Dalla piramide di Maslow alla cucina di Davide Caranchini: nella prima puntata di needish il cibo torna bisogno primario, ma diventa anche scelta culturale. Un dialogo tra psicologia e ristorazione per capire cosa significa, oggi, nutrirsi davvero.

Needish nasce dall’unione di “need” e “dish”. Perché partire proprio dai bisogni?

Ilaria Valeri: Perché la piramide di Maslow ci ricorda che senza bisogni fisiologici soddisfatti non esiste crescita. Alimentazione, sonno, riposo: se questi livelli non sono stabili, la mente resta bloccata lì. Anche il cibo, prima di essere esperienza, è sopravvivenza.

L’assunto è semplice ma spesso rimosso: non esiste alta cucina senza bisogno primario. Il racconto gastronomico parte dal corpo.

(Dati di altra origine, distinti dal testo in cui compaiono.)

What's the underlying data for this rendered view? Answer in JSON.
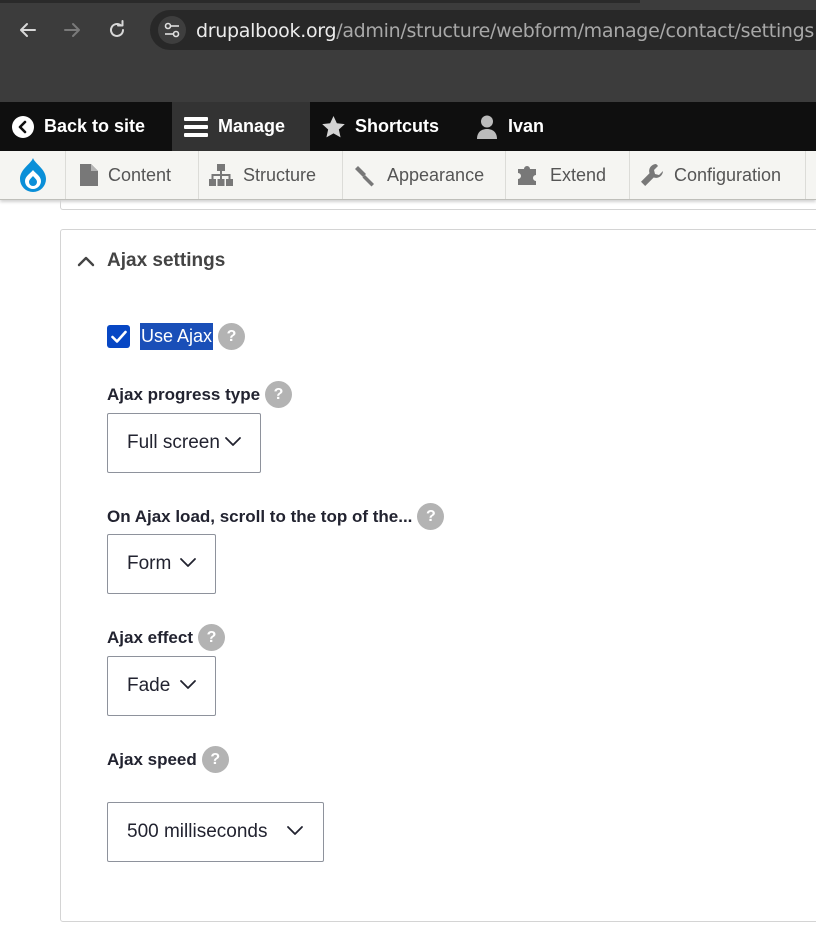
{
  "browser": {
    "url_host": "drupalbook.org",
    "url_path": "/admin/structure/webform/manage/contact/settings",
    "back_icon": "arrow-left-icon",
    "forward_icon": "arrow-right-icon",
    "reload_icon": "reload-icon",
    "site_info_icon": "tune-icon"
  },
  "toolbar": {
    "back_to_site": "Back to site",
    "manage": "Manage",
    "shortcuts": "Shortcuts",
    "user": "Ivan"
  },
  "tray": {
    "items": [
      "Content",
      "Structure",
      "Appearance",
      "Extend",
      "Configuration"
    ]
  },
  "ajax": {
    "title": "Ajax settings",
    "use_ajax_label": "Use Ajax",
    "use_ajax_checked": true,
    "help_glyph": "?",
    "progress_type_label": "Ajax progress type",
    "progress_type_value": "Full screen",
    "scroll_label": "On Ajax load, scroll to the top of the...",
    "scroll_value": "Form",
    "effect_label": "Ajax effect",
    "effect_value": "Fade",
    "speed_label": "Ajax speed",
    "speed_value": "500 milliseconds"
  },
  "colors": {
    "accent": "#0747c4",
    "toolbar_dark": "#0f0f0f",
    "tray_bg": "#f5f5f2",
    "help_badge": "#b3b3b3"
  }
}
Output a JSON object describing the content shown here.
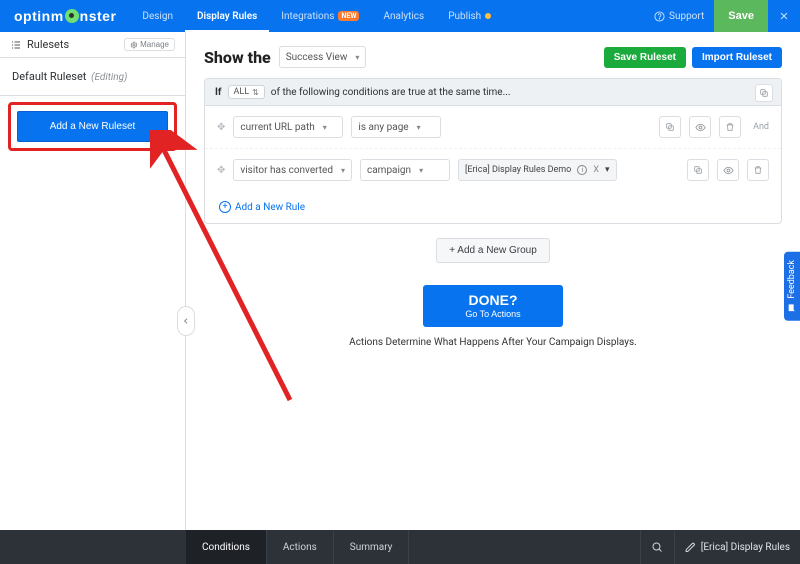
{
  "brand": "optinmonster",
  "nav": {
    "design": "Design",
    "display_rules": "Display Rules",
    "integrations": "Integrations",
    "integrations_badge": "NEW",
    "analytics": "Analytics",
    "publish": "Publish"
  },
  "topbar": {
    "support": "Support",
    "save": "Save"
  },
  "sidebar": {
    "title": "Rulesets",
    "manage": "Manage",
    "default_ruleset": "Default Ruleset",
    "editing": "(Editing)",
    "add_ruleset": "Add a New Ruleset"
  },
  "page": {
    "show_the": "Show the",
    "view_dd": "Success View"
  },
  "actions": {
    "save_ruleset": "Save Ruleset",
    "import_ruleset": "Import Ruleset"
  },
  "if_bar": {
    "if": "If",
    "chip": "ALL",
    "text": "of the following conditions are true at the same time..."
  },
  "rule1": {
    "field": "current URL path",
    "op": "is any page",
    "and": "And"
  },
  "rule2": {
    "field": "visitor has converted",
    "op": "campaign",
    "token": "[Erica] Display Rules Demo",
    "token_x": "X"
  },
  "links": {
    "add_rule": "Add a New Rule",
    "add_group": "+ Add a New Group"
  },
  "done": {
    "big": "DONE?",
    "sub": "Go To Actions"
  },
  "caption": "Actions Determine What Happens After Your Campaign Displays.",
  "footer": {
    "conditions": "Conditions",
    "actions": "Actions",
    "summary": "Summary",
    "campaign": "[Erica] Display Rules"
  },
  "feedback": "Feedback"
}
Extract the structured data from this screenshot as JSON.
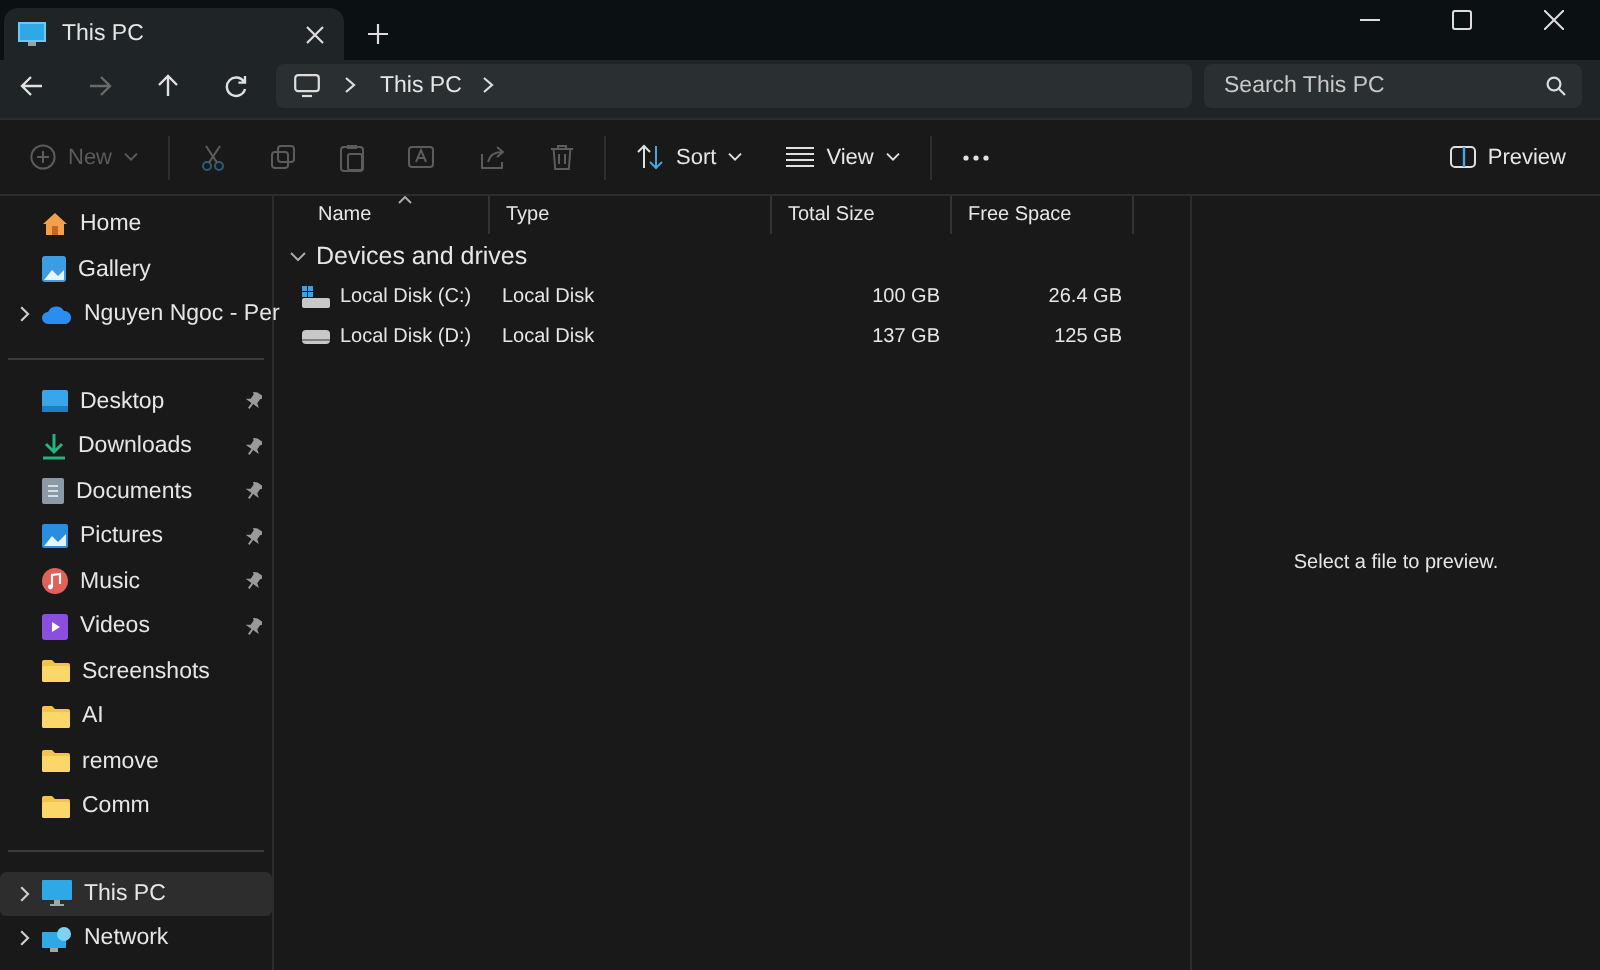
{
  "window": {
    "tabs": [
      {
        "title": "This PC",
        "selected": true
      }
    ]
  },
  "navigation": {
    "back_disabled": false,
    "forward_disabled": true,
    "breadcrumbs": [
      "This PC"
    ],
    "search": {
      "placeholder": "Search This PC"
    }
  },
  "toolbar": {
    "items": [
      {
        "kind": "new",
        "label": "New",
        "disabled": true
      },
      {
        "kind": "cut",
        "disabled": true
      },
      {
        "kind": "copy",
        "disabled": true
      },
      {
        "kind": "paste",
        "disabled": true
      },
      {
        "kind": "rename",
        "disabled": true
      },
      {
        "kind": "share",
        "disabled": true
      },
      {
        "kind": "delete",
        "disabled": true
      },
      {
        "kind": "sort",
        "label": "Sort",
        "disabled": false
      },
      {
        "kind": "view",
        "label": "View",
        "disabled": false
      },
      {
        "kind": "more",
        "disabled": false
      }
    ],
    "preview": {
      "label": "Preview"
    }
  },
  "sidebar": {
    "groups": [
      [
        {
          "label": "Home",
          "kind": "home",
          "pinned": false,
          "expandable": false,
          "selected": false
        },
        {
          "label": "Gallery",
          "kind": "gallery",
          "pinned": false,
          "expandable": false,
          "selected": false
        },
        {
          "label": "Nguyen Ngoc - Per",
          "kind": "cloud",
          "pinned": false,
          "expandable": true,
          "selected": false
        }
      ],
      [
        {
          "label": "Desktop",
          "kind": "desktop",
          "pinned": true,
          "expandable": false,
          "selected": false
        },
        {
          "label": "Downloads",
          "kind": "download",
          "pinned": true,
          "expandable": false,
          "selected": false
        },
        {
          "label": "Documents",
          "kind": "document",
          "pinned": true,
          "expandable": false,
          "selected": false
        },
        {
          "label": "Pictures",
          "kind": "pictures",
          "pinned": true,
          "expandable": false,
          "selected": false
        },
        {
          "label": "Music",
          "kind": "music",
          "pinned": true,
          "expandable": false,
          "selected": false
        },
        {
          "label": "Videos",
          "kind": "videos",
          "pinned": true,
          "expandable": false,
          "selected": false
        },
        {
          "label": "Screenshots",
          "kind": "folder",
          "pinned": false,
          "expandable": false,
          "selected": false
        },
        {
          "label": "AI",
          "kind": "folder",
          "pinned": false,
          "expandable": false,
          "selected": false
        },
        {
          "label": "remove",
          "kind": "folder",
          "pinned": false,
          "expandable": false,
          "selected": false
        },
        {
          "label": "Comm",
          "kind": "folder",
          "pinned": false,
          "expandable": false,
          "selected": false
        }
      ],
      [
        {
          "label": "This PC",
          "kind": "pc",
          "pinned": false,
          "expandable": true,
          "selected": true
        },
        {
          "label": "Network",
          "kind": "network",
          "pinned": false,
          "expandable": true,
          "selected": false
        }
      ]
    ]
  },
  "table": {
    "columns": [
      {
        "label": "Name",
        "sorted": true
      },
      {
        "label": "Type",
        "sorted": false
      },
      {
        "label": "Total Size",
        "sorted": false
      },
      {
        "label": "Free Space",
        "sorted": false
      }
    ],
    "groups": [
      {
        "title": "Devices and drives",
        "expanded": true,
        "rows": [
          {
            "kind": "system-drive",
            "cells": [
              "Local Disk (C:)",
              "Local Disk",
              "100 GB",
              "26.4 GB"
            ]
          },
          {
            "kind": "drive",
            "cells": [
              "Local Disk (D:)",
              "Local Disk",
              "137 GB",
              "125 GB"
            ]
          }
        ]
      }
    ]
  },
  "preview_pane": {
    "message": "Select a file to preview."
  }
}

Davide, cosa significa per uno chef confrontarsi con questa dimensione primaria?

Davide Caranchini: Significa ricordarsi che cucini per nutrire, non per compiacere il tuo ego. Negli ultimi anni la figura dello chef è stata mitizzata. Noi cerchiamo di lavorare in sottrazione: meno sovrastrutture, meno eccessi inutili. Il piatto deve stare in piedi da solo.

Di fatto una riduzione del superfluo, seguita da un attenta ricerca sui grassi vegetali e attenzione alla leggerezza. Una scelta strutturale. Secondo Davide l’esperienza continua anche dopo il ristorante: se l’ospite dorme male, l’esperienza è incompleta.

Quando cambia il modo di nutrirsi, cambia anche la persona?

Valeri: Assolutamente sì. L’alimentazione incide su pensieri, emozioni e comportamenti. Mangiare meglio può aumentare lucidità e apertura sociale. Mangiare in modo disfunzionale può generare chiusura, stanchezza, senso di colpa.

Caranchini: Per me è stato radicale. Ho perso quasi 80 chili negli ultimi anni. È cambiata la relazione con gli altri, ma anche la cucina. Abbiamo eliminato ingredienti messi “per tradizione” e iniziato a chiederci: serve davvero?

Il cibo diventa così uno specchio identitario: nel piatto si riflette il livello di consapevolezza di chi lo crea e di chi lo sceglie. In questo senso, needish non è semplicemente un format gastronomico, ma uno strumento critico per leggere il rapporto tra bisogno, cultura e responsabilità.

Oggi si mangia per fame o per compiacimento?

La risposta non può essere assoluta, soprattutto nei paesi occidentali dove la fame raramente coincide con un’emergenza reale. Qui si mangia anche per gratificazione, per socialità, talvolta per distrazione. Il ristorante, in questo scenario, non è più soltanto un luogo in cui nutrirsi, ma uno spazio relazionale, un ambiente in cui si costruiscono legami e significati.

Valeri: Il rischio è perdere la presenza. Se mangio solo per riempire un vuoto, non sto vivendo l’esperienza. Serve consapevolezza, attivare i sensi, restare nel momento.

Caranchini: Un ristorante deve offrire più chiavi di lettura. C’è chi cerca godimento e chi cerca significato. Il compito dello chef è non escludere nessuno.

Come si educa un bambino al rispetto del cibo?

Valeri: Per osservazione. Il bambino impara guardando come scegliamo e trattiamo ciò che mangiamo.

Caranchini: Inserirei l’educazione gastronomica nelle scuole. Non parlando di ristorazione, ma di cultura del cibo: sapere da dove arriva il latte, cosa significa filiera, cosa comporta allevare un animale. la consapevolezza alimentare diventa una competenza civica.

Un equilibrio necessario

La prima puntata di Needish non celebra il cibo: lo ridimensiona, riportandolo a un punto di partenza spesso dimenticato, quello del bisogno. Ma non si ferma qui. Mostra come, nelle aree più privilegiate del mondo, il bisogno sia stato superato, trasformandosi in piacere, identità e performance sociale. Ed è in questa trasformazione che emerge la responsabilità. Davide Caranchini ha condiviso il suo punto di vista e ciò che porta nei piatti del suo ristorante Materia, a Cernobbio, sulle sponde del lago di Como.

Alla fine, la domanda resta sospesa: di cosa abbiamo davvero bisogno quando entriamo in un ristorante? Forse la risposta non sta nel piatto perfetto, ma nella qualità della consapevolezza con cui lo gustiamo.